When I ask, I usually get answers all over the map. I tend to approach it from four topics:
- consistency: are observations always entered the same way?
- completeness: do you have full coverage of the topic?
- usability: is your data human readable, or machine readable, in the ways you need it to be?
- atomicity: do the rows hold the correct basic units for your analysis?

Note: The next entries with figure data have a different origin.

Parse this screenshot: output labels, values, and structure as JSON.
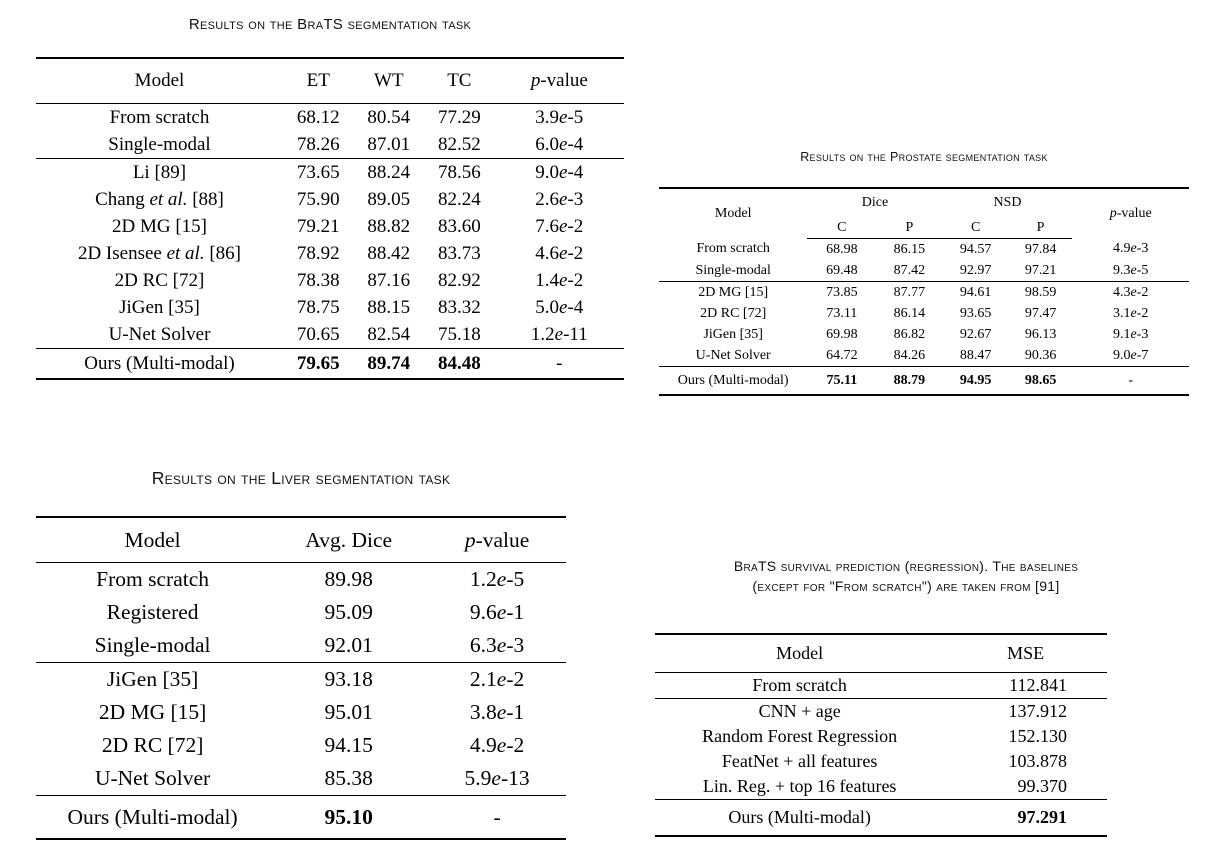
{
  "tables": {
    "brats": {
      "title": "Results on the BraTS segmentation task",
      "columns": [
        "Model",
        "ET",
        "WT",
        "TC",
        "p-value"
      ],
      "rows": [
        {
          "cells": [
            "From scratch",
            "68.12",
            "80.54",
            "77.29",
            "3.9e-5"
          ]
        },
        {
          "cells": [
            "Single-modal",
            "78.26",
            "87.01",
            "82.52",
            "6.0e-4"
          ]
        },
        {
          "cells": [
            "Li [89]",
            "73.65",
            "88.24",
            "78.56",
            "9.0e-4"
          ],
          "group_start": true
        },
        {
          "cells": [
            "Chang et al. [88]",
            "75.90",
            "89.05",
            "82.24",
            "2.6e-3"
          ]
        },
        {
          "cells": [
            "2D MG [15]",
            "79.21",
            "88.82",
            "83.60",
            "7.6e-2"
          ]
        },
        {
          "cells": [
            "2D Isensee et al. [86]",
            "78.92",
            "88.42",
            "83.73",
            "4.6e-2"
          ]
        },
        {
          "cells": [
            "2D RC [72]",
            "78.38",
            "87.16",
            "82.92",
            "1.4e-2"
          ]
        },
        {
          "cells": [
            "JiGen [35]",
            "78.75",
            "88.15",
            "83.32",
            "5.0e-4"
          ]
        },
        {
          "cells": [
            "U-Net Solver",
            "70.65",
            "82.54",
            "75.18",
            "1.2e-11"
          ]
        },
        {
          "cells": [
            "Ours (Multi-modal)",
            "79.65",
            "89.74",
            "84.48",
            "-"
          ],
          "group_start": true,
          "ours": true,
          "bold": [
            1,
            2,
            3
          ]
        }
      ]
    },
    "prostate": {
      "title": "Results on the Prostate segmentation task",
      "header": {
        "model": "Model",
        "dice": "Dice",
        "nsd": "NSD",
        "sub": [
          "C",
          "P",
          "C",
          "P"
        ],
        "pvalue": "p-value"
      },
      "rows": [
        {
          "cells": [
            "From scratch",
            "68.98",
            "86.15",
            "94.57",
            "97.84",
            "4.9e-3"
          ]
        },
        {
          "cells": [
            "Single-modal",
            "69.48",
            "87.42",
            "92.97",
            "97.21",
            "9.3e-5"
          ]
        },
        {
          "cells": [
            "2D MG [15]",
            "73.85",
            "87.77",
            "94.61",
            "98.59",
            "4.3e-2"
          ],
          "group_start": true
        },
        {
          "cells": [
            "2D RC [72]",
            "73.11",
            "86.14",
            "93.65",
            "97.47",
            "3.1e-2"
          ]
        },
        {
          "cells": [
            "JiGen [35]",
            "69.98",
            "86.82",
            "92.67",
            "96.13",
            "9.1e-3"
          ]
        },
        {
          "cells": [
            "U-Net Solver",
            "64.72",
            "84.26",
            "88.47",
            "90.36",
            "9.0e-7"
          ]
        },
        {
          "cells": [
            "Ours (Multi-modal)",
            "75.11",
            "88.79",
            "94.95",
            "98.65",
            "-"
          ],
          "group_start": true,
          "ours": true,
          "bold": [
            1,
            2,
            3,
            4
          ]
        }
      ]
    },
    "liver": {
      "title": "Results on the Liver segmentation task",
      "columns": [
        "Model",
        "Avg. Dice",
        "p-value"
      ],
      "rows": [
        {
          "cells": [
            "From scratch",
            "89.98",
            "1.2e-5"
          ]
        },
        {
          "cells": [
            "Registered",
            "95.09",
            "9.6e-1"
          ]
        },
        {
          "cells": [
            "Single-modal",
            "92.01",
            "6.3e-3"
          ]
        },
        {
          "cells": [
            "JiGen [35]",
            "93.18",
            "2.1e-2"
          ],
          "group_start": true
        },
        {
          "cells": [
            "2D MG [15]",
            "95.01",
            "3.8e-1"
          ]
        },
        {
          "cells": [
            "2D RC [72]",
            "94.15",
            "4.9e-2"
          ]
        },
        {
          "cells": [
            "U-Net Solver",
            "85.38",
            "5.9e-13"
          ]
        },
        {
          "cells": [
            "Ours (Multi-modal)",
            "95.10",
            "-"
          ],
          "group_start": true,
          "ours": true,
          "bold": [
            1
          ]
        }
      ]
    },
    "survival": {
      "title_lines": [
        "BraTS survival prediction (regression). The baselines",
        "(except for \"From scratch\") are taken from [91]"
      ],
      "columns": [
        "Model",
        "MSE"
      ],
      "rows": [
        {
          "cells": [
            "From scratch",
            "112.841"
          ]
        },
        {
          "cells": [
            "CNN + age",
            "137.912"
          ],
          "group_start": true
        },
        {
          "cells": [
            "Random Forest Regression",
            "152.130"
          ]
        },
        {
          "cells": [
            "FeatNet + all features",
            "103.878"
          ]
        },
        {
          "cells": [
            "Lin. Reg. + top 16 features",
            "99.370"
          ]
        },
        {
          "cells": [
            "Ours (Multi-modal)",
            "97.291"
          ],
          "group_start": true,
          "ours": true,
          "bold": [
            1
          ]
        }
      ]
    }
  }
}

The last topic, atomicity, is one I need a better name for. In any case, I want to tease it apart a bit more because it is critical. Wickham’s Tidy Data paper has a great way of talking about this:
each variable is a column, each observation is a row, and each type of observational unit is a table
Yes, someone wrote a whole 24 page paper on how to make sure your columns are right. And yes, I read it and enjoyed it. You should go read it too (at least the first few pages). The key point is that far too many tabular datasets have column headers that are, in fact, part of the data. For instance if you are keeping track of how many times something happens each year, each year shouldn’t be a column header; “year” should be a column and you should have one row for each year. For you excel junkies, this means your raw data shouldn’t be in cross-tab format.
This process of cleaning your data to make it tidy can be annoying, buy luckily there are tools that can help. Tableau has a handy plugin for Excel that “reshapes” your data to prep it for analysis. If you are an R wizard, here is a presentation on how do tidying operations in R. If you use Google Sheets, there is a Stack Overflow post that has some details on a plugin someone wrote to normalize data in Google Sheets.
I hope that helps you in your next data-cleaning task. Hooray for tidy data!